Monday, December 14, 2009

Yoga and stretching

Last weekend I was in an elementary yoga course, where I learned the sun salutations, the deep ujjayi breathing and some asanas.

First, a quick description of Ashtanga yoga for those who don't know (like me 2 weeks ago). In yoga you do a precisely defined series of stretching movements and light gymnastics. They are called asanas. Each asana also defines when you inhale and exhale. If yoga was a state machine, then "states" would be the stretching postures while "transitions" would be inhalations and exhalations.

Yoga is primarily a meditative exercise, secondarily a breathing exercise and only then a physical exercise (although meditative component emerges only after you are so familiar with the asanas that they "empty your mind"). Lots of emphasis is placed on breathing and recruiting all the muscles below stomach for deeper breathing.

Now, back to the main topic.

Parapara stretching


Parapara is a dance for hands. The hand movements are quick and simple. The aesthetics concentrates on 45 and 90 degree angles and big, symmetric hand motions. In parapara, choreographies are song-specific. Everyone dances the same way. Professionals make choreographies for popular Japanese disco songs and distribute them as DVDs.

When I was in India, after I came from gym I danced at least 15 minutes of parapara as a form of stretching. 30 minutes wasn't exceptional. The big circular motions ensured that every part of my hands got stretched.

Parapara stretching was effective, since I didn't have much soreness or snapping, even though I had only begun strength training and therefore my technique was lousy and my body was unprepared.

Traditional stretching


Shoulder snapping started only after I returned to Finland. Gym was far away from my flat, so I did final stretching in the gym with the traditional movements they teach in school, for example:
  • grapping some wall corner with your hand and strethching it backwards,
  • putting your hand behind your neck,
  • pushing the wall, or
  • trying to reach the ground while keeping your feet straight.
These are solid movements to aid recovery, but they didn't quite cut it. First of all, I had some serious shoulder snapping, which forced me to stop exercising for some weeks.

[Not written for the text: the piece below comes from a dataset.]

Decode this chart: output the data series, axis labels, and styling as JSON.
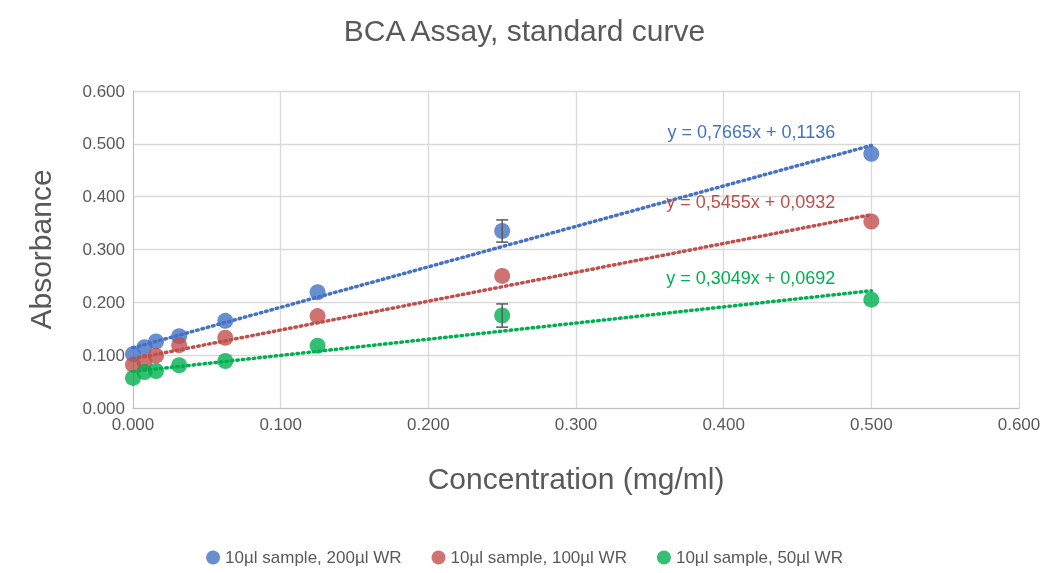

My weightlifting book says that most people's shoulders are woefully unprepared for strength training. For a beginning weight trainer, the question is not if you will have shoulder problems but in which specific lifts they emerge for you.

Nor did these stretches increase flexibility. I still couldn't reach the ground while keeping my feet straight despite having done that particular stretch after every gym workout for almost a year.

Yoga stretching


So parapara worked well and traditional stretching didn't. Yoga combines the best of these two so my hopes are high.

In parapara, you do lots of movements but each single movement is light and easy. Similarly in yoga, you don't lock your feet and don't try your flexibility limit, as the next breath takes you to the next posture quite soon.

In traditional stretching, each stretch is easy and everyone can complete them. In yoga, each asana has a posture which no beginner can complete. You do it as far as you can while focus on breathing keeps the stretch light.

Parapara has the weakness that it only stretches hands and needs videos. Yoga seems to provide equally efficient dynamic stretching system for the whole body, enabling me to avoid soreness and increase flexibility.